Jane Lytvynenko couldn’t believe what she was seeing. The Buzzfeed journalist was staring at the lawsuit against Equifax, the agency whose 2017 data breach led to the publication of 147 million people’s personal information. She had just noticed a detail that would set alarm bells ringing for any cybersecurity worker.
On the server in question, which stored the users’ confidential information, the credentials were alarmingly insecure: Username: admin. Password: admin. The company’s negligent password policy led to the leak that made it famous all over the world.
As far as we can tell, Equifax made three serious mistakes:
1.- Credentials. Choosing a username and password without even a minimal security policy to prevent possible attacks, vulnerabilities or unauthorized access.
2.- Open servers. The lawsuit states that the server where the data in question was stored had no encryption measures whatsoever. All that was needed to access it was to know its location.
3.- Deficient encryption When the company chose to encrypt this server, it saved the password in a file inside the same storage. This goes against every credential retention and storage policy for a company of this size.
With all of these factors, the resulting user outrage was a foregone conclusion. But it wasn’t the users who decided to take legal action against Equifax; it was a total of 373 shareholders who had invested in the company between February 25, 2016 and September 15, 2017, not long before the data breach took place and was made public. This shareholders filed a class-action suit that is currently being fought in court.
According to the claimants, their shares lost value due to “ multiple false or misleading statements and omissions about the sensitive personal information in Equifax’s custody, the vulnerability of its internal systems to cyberattack, and its compliance with data protection laws”. The court that allowed the lawsuit also states that “Equifax’s cybersecurity was dangerously deficient” since “the company relied upon a single individual to manually implement its patching process across its entire network”.

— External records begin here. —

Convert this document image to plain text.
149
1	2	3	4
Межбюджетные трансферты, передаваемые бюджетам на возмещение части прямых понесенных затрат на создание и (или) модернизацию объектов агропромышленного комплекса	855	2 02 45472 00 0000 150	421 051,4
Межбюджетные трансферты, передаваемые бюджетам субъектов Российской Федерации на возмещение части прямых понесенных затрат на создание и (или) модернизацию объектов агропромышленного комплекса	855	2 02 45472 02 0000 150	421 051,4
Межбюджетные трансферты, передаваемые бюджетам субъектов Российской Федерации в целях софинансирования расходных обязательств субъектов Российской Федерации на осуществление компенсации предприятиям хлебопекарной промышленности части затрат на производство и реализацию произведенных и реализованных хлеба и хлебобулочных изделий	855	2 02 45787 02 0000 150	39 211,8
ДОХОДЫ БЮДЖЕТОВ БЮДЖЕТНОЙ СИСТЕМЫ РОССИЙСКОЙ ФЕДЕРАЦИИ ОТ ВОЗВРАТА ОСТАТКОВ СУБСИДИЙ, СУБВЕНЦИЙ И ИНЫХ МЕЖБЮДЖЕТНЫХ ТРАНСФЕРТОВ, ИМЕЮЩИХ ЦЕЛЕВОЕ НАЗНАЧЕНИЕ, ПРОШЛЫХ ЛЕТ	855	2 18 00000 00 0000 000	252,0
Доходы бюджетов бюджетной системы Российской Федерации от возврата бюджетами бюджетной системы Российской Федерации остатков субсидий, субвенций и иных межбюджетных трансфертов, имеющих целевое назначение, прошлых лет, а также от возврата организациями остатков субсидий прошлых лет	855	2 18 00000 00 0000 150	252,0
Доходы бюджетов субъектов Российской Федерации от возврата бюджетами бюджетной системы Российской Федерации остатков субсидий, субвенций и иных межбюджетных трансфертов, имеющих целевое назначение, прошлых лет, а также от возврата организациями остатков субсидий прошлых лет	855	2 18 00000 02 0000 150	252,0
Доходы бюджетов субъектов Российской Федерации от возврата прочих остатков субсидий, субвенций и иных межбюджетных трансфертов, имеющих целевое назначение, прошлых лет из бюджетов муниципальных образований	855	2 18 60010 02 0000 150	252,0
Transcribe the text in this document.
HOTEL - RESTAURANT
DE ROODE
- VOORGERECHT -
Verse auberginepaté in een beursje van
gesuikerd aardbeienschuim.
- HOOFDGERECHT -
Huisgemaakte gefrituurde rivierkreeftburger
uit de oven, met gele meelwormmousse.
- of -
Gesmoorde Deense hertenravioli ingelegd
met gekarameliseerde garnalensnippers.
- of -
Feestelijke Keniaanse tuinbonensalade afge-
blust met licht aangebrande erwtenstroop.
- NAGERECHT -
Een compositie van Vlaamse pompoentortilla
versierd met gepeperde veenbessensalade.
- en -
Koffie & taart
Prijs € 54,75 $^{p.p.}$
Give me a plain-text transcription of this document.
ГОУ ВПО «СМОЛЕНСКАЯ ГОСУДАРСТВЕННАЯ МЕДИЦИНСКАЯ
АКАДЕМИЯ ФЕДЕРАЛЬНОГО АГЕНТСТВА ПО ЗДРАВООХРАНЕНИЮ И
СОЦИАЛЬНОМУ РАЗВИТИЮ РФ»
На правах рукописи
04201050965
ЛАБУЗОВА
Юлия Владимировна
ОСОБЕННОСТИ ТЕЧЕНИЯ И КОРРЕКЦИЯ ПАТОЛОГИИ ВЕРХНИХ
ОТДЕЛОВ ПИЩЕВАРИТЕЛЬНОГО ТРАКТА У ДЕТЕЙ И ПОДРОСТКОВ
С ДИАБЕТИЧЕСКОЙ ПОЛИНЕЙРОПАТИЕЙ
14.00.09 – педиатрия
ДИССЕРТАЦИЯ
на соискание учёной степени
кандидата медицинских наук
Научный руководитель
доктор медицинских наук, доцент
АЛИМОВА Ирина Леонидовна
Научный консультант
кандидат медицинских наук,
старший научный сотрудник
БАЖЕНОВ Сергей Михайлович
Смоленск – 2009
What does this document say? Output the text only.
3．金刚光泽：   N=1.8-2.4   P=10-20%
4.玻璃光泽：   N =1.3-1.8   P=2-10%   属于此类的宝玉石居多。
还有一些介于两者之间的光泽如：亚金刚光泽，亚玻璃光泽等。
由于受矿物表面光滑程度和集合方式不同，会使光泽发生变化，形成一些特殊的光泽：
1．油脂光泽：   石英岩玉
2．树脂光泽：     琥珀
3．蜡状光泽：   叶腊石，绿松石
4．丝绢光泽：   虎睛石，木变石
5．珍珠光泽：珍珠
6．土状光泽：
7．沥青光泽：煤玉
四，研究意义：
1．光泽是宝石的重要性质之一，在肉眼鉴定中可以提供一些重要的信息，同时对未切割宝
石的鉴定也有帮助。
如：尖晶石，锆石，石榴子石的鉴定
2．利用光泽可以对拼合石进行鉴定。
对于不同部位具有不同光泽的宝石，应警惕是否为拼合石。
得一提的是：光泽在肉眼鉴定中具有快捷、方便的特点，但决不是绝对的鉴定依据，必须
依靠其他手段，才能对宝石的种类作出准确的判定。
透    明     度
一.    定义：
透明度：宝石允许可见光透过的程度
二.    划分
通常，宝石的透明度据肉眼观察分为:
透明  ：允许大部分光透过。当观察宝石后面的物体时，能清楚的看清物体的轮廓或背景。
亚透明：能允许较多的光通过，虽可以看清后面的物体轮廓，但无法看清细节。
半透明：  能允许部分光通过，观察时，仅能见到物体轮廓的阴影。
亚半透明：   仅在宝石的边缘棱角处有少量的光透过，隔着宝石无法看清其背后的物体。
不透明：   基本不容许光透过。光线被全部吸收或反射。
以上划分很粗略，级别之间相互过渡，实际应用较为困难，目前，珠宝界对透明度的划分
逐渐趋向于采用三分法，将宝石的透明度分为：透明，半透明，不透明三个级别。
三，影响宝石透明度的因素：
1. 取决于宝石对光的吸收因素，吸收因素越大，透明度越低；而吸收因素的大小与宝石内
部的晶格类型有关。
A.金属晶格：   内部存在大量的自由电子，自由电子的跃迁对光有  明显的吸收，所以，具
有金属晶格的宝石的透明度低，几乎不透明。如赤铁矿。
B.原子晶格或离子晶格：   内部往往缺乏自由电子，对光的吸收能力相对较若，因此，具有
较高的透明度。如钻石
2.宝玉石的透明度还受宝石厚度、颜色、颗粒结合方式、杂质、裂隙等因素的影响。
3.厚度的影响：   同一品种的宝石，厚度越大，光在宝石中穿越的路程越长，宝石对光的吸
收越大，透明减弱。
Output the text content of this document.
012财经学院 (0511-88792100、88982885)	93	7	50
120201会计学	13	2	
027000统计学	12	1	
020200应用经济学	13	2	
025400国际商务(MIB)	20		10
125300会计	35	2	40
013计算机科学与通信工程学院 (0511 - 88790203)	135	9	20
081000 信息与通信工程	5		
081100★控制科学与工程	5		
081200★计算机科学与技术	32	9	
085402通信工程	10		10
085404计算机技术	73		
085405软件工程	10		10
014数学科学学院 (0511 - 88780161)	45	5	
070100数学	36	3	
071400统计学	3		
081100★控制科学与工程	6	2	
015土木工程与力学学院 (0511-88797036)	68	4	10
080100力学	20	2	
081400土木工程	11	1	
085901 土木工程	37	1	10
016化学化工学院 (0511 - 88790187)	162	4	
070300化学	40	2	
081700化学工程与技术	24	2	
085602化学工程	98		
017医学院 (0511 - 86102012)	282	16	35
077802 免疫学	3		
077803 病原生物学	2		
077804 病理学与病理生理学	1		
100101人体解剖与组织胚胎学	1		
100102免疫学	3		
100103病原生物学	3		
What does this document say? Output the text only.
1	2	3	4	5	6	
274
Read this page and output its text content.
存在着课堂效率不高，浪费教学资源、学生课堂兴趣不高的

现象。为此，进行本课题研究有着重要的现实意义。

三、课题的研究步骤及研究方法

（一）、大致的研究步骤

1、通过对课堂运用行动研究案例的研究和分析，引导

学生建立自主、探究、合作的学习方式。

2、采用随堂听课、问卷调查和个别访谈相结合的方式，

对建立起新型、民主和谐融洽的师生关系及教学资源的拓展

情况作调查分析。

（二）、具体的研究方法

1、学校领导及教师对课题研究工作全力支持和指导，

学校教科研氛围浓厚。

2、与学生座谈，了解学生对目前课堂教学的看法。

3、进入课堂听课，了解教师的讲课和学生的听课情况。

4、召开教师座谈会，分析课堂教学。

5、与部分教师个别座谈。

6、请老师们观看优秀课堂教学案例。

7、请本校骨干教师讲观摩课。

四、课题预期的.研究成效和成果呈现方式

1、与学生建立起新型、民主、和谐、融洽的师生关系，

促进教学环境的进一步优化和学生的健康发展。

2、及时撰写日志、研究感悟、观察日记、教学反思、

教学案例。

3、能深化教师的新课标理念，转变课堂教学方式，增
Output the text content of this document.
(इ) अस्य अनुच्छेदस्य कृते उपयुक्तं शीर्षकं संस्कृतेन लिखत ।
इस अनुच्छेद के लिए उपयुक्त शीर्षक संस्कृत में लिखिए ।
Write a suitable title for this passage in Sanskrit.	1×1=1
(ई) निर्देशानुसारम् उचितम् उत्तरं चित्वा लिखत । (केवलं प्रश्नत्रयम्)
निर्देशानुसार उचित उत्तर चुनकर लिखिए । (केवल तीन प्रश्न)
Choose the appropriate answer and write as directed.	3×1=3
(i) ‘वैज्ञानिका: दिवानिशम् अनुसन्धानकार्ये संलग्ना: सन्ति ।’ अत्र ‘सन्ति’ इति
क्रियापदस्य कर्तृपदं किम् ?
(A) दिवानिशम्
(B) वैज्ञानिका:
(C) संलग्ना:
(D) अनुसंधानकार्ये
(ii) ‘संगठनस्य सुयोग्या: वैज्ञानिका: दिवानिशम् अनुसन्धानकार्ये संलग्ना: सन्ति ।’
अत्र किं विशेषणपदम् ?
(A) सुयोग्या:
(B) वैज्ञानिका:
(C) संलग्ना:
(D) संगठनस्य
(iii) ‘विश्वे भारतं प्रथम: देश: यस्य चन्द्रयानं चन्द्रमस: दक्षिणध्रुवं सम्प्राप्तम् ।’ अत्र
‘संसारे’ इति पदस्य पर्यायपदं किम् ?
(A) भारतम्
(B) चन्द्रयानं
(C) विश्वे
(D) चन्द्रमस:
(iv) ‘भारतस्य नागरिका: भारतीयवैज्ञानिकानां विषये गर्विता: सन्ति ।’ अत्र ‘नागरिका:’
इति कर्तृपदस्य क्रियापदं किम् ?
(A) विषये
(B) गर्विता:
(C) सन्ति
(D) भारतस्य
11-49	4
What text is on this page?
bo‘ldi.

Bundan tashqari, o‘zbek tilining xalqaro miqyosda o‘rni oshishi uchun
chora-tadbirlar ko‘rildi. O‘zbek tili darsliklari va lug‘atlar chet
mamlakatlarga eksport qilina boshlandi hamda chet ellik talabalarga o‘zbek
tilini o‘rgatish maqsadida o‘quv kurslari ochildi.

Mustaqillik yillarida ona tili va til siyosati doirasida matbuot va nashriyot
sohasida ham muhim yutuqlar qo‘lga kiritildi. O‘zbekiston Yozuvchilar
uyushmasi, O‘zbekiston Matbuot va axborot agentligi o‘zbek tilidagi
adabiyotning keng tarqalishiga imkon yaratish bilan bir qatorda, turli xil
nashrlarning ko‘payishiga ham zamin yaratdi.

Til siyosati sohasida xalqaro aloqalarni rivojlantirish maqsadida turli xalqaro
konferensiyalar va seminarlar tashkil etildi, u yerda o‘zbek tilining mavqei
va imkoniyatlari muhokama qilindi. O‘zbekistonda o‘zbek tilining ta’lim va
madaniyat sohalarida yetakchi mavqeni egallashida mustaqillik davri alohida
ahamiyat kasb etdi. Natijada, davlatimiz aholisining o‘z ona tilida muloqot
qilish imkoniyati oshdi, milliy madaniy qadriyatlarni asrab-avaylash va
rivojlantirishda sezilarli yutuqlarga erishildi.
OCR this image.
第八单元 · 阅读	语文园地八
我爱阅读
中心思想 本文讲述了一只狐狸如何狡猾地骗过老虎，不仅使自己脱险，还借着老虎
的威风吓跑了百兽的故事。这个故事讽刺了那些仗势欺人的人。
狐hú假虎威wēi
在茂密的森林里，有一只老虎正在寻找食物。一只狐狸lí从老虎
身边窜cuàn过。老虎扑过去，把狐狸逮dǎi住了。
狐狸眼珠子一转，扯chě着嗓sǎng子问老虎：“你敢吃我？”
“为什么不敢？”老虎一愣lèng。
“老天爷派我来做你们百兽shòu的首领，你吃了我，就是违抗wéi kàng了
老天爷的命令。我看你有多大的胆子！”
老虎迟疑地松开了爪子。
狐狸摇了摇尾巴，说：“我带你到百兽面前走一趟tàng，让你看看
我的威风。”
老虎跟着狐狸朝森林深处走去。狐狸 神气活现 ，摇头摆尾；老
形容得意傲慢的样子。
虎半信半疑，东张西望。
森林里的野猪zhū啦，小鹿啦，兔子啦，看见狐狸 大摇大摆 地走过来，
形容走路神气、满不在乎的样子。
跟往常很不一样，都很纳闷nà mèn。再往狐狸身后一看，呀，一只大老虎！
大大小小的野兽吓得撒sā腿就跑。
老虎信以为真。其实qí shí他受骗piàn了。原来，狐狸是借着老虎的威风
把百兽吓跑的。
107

The problem with a bad password_
This case brings to light the dangers faced by any company that uses a deficient password policy. This kind of policy needs to meet, at the very least, the following requisites in order to keep credentials safe:
- Generally speaking, passwords should never be short. The more letters, the more difficult they are to break, so a good password should never have fewer than 10 characters.
- Types of characters. An ideal password must contain alternating letters and numbers. To help remember the numbers, they can substitute certain letters. Some letters must also be in uppercase.
- Sentences or compound words. The ideal password is a string of alphanumeric characters with no connection; but if they are connected, they shouldn’t form a single word, but rather a whole phrase, or at least a combination of at least two words.
- Up-to-date. It is impossible for any company to be completely sure that their passwords will never be exposed. This means they must be changed continually, especially when there is staff turnover.
- A password must be in possession of as few people as possible. It must never be given to an employee who is only going to use it from time to time.
In any case, as mentioned above, it is impossible for any company to be totally sure that their passwords will never be breached, especially if their protection depends on employees, who tend to be a weak point in the security chain. This is why any organization that want secure them mustn’t rely solely on its employees. The vital thing in these cases is for companies to be aware of the fact that, even if they follow a good password policy, their protection must be tackled not only from a human stand-point, but a technological one too, with a solution that matches the company’s cybersecurity maturity levels. Failing this, they risk suffering a reputational and economic disaster like that experienced by Equifax.